As it plays out in practice all, the Netanyahu approach means is that he will once again be caught in the crosshairs between his far-Right allies and their demand to advance sovereignty over the West Bank, and the state’s desire to expand regional peace and integration, which was based on Netanyahu’s own commitment in the Abraham Accords to refrain from those exact territorial measures.
Netanyahu, will most likely as in the past prefer regional integration over territorial maximalism, but behind the scenes, Bezalel Smotrich and Itamar Ben-Gvir will strengthen and accelerate moves that contradict the very thesis of “shrinking the conflict.”
These moves, which will happen day by day, will include the expansion of the settlements, further ignoring the construction of illegal outposts, granting more permits for Jewish farms in the territories, and paving a system of fast roads to the isolated ideological settlements – all these measures were already accepted as part of Ben-Gvir’s coalition demands. A consequence of this will include turning a blind eye to increasing settler violence on Palestinians and IDF soldiers.

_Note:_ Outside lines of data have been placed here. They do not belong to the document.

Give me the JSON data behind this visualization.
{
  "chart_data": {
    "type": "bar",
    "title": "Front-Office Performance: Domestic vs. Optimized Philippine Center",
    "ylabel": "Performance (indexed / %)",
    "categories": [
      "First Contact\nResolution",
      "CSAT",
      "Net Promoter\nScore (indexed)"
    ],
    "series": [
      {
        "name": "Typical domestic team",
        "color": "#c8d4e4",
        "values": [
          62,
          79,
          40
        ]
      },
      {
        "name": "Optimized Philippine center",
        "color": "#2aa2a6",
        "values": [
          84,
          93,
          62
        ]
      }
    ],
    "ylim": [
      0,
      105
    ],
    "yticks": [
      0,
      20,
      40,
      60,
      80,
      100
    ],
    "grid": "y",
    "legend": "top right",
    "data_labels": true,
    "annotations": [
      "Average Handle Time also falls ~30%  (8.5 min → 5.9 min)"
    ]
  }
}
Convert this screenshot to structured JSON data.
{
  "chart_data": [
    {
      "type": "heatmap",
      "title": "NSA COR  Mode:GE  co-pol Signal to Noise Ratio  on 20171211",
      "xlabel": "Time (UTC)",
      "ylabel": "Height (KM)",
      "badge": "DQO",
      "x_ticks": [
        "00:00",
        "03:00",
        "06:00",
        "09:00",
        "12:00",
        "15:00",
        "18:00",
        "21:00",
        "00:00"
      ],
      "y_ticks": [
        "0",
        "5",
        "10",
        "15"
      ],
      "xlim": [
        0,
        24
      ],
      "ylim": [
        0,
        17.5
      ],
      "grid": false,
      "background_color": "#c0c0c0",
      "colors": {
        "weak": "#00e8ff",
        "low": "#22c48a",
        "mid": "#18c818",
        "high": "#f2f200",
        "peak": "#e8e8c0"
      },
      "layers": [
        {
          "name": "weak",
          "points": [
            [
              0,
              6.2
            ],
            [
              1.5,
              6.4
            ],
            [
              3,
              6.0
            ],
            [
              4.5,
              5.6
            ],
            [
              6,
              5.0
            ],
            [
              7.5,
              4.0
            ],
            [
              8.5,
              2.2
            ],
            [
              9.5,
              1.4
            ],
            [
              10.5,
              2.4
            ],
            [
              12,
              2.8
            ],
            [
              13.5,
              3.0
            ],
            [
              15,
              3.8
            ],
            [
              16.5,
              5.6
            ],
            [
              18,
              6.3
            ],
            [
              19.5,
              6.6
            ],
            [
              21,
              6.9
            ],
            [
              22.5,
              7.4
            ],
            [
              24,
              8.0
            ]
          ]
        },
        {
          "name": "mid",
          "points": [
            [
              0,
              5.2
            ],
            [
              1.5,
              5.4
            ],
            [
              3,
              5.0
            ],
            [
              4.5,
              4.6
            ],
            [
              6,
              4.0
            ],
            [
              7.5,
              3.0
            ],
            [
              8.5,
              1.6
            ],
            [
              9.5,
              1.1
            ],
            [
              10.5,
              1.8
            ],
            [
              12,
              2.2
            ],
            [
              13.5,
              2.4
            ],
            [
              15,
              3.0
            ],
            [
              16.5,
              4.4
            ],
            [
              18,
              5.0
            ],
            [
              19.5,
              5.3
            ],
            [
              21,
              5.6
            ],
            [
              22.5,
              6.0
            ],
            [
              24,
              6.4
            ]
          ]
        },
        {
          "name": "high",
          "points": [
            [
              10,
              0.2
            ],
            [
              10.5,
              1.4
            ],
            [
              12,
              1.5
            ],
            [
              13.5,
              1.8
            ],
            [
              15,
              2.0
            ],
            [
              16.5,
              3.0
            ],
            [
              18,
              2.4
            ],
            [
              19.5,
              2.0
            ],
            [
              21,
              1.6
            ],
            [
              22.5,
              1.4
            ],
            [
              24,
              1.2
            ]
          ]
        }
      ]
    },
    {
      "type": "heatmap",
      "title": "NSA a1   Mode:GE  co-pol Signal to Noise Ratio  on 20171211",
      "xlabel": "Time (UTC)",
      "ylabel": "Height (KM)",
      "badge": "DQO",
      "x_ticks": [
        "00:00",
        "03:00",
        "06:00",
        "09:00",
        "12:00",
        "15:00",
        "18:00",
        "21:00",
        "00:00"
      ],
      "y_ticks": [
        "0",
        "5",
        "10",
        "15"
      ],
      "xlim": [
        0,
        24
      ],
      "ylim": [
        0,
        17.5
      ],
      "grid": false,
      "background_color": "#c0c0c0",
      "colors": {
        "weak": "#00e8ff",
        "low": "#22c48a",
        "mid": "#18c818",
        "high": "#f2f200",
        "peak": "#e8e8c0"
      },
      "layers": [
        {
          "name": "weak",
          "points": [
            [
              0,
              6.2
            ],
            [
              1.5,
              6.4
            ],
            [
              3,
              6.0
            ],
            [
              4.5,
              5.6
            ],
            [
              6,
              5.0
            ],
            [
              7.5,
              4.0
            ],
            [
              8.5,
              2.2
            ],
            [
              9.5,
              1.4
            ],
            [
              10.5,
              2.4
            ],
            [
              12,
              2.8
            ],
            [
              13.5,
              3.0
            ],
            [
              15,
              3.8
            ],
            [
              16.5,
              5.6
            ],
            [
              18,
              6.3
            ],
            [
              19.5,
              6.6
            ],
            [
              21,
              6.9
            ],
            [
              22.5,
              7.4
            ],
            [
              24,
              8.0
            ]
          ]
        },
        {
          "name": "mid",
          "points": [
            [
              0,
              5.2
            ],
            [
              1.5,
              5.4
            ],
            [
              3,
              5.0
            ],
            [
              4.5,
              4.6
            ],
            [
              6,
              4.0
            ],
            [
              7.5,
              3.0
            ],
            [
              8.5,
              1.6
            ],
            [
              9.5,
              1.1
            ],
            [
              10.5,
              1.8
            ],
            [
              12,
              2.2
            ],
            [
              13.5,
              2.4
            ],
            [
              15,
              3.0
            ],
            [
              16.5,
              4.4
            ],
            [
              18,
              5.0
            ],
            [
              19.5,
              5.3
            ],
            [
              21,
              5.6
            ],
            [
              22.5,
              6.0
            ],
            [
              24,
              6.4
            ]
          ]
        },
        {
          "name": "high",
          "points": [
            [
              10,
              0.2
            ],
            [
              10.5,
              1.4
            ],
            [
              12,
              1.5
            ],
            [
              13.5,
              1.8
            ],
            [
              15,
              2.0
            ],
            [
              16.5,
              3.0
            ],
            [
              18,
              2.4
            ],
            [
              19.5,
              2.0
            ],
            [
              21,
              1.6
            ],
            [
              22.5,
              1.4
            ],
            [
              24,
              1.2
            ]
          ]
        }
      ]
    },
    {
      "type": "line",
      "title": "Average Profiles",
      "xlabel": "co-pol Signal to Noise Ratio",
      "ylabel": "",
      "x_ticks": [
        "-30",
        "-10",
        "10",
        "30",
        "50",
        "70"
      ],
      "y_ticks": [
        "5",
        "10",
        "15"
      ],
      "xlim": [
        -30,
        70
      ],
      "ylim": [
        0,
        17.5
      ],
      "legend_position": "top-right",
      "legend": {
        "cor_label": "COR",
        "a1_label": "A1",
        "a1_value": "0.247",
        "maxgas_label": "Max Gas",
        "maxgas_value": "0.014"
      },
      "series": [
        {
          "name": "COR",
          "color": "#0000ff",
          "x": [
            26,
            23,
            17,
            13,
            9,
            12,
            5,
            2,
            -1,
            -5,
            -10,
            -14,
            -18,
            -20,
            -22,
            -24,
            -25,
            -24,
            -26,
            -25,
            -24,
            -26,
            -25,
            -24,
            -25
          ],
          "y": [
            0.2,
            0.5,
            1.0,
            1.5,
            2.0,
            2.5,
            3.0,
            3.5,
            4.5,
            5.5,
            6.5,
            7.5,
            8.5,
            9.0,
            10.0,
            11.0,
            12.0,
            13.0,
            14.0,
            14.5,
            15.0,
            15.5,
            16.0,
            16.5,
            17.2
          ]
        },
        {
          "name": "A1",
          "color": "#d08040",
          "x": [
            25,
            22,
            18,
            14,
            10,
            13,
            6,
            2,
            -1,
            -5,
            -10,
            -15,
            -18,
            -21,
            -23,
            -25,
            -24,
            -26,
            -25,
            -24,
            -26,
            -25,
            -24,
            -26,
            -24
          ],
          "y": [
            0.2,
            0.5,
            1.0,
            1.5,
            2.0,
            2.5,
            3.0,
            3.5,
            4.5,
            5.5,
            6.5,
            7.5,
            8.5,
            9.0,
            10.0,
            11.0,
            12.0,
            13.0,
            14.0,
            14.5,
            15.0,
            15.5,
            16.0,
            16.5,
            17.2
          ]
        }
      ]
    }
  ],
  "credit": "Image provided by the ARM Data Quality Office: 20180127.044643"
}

The use of “shrinking the conflict through economic peace” is nothing if not a smokescreen. In practice and over time it helps realize the goal of the extremist right.
It amounts to a thorn in the side of Israel’s unprecedented regional interests and it conceals the continuation of what Ben-Gvir and Smotrich hope will become Israel’s reality – one state under Jewish control – but make no mistake, this state will most certainly be a one-non-egalitarian state that will simply serve to change the name from the Israeli-Palestinian conflict to the Jewish-Arab civil war.
It will carry deep consequences that ultimately affect not only Palestinians but the vital interests of Israel, its regional allies, Israelis and by extension the Jewish people, as well.
The writer is a political researcher at The Institute for Monitoring Peace and Cultural Tolerance, based in Tel Aviv. He is the editor of We Should All Be Zionists by Dr. Einat Wilf.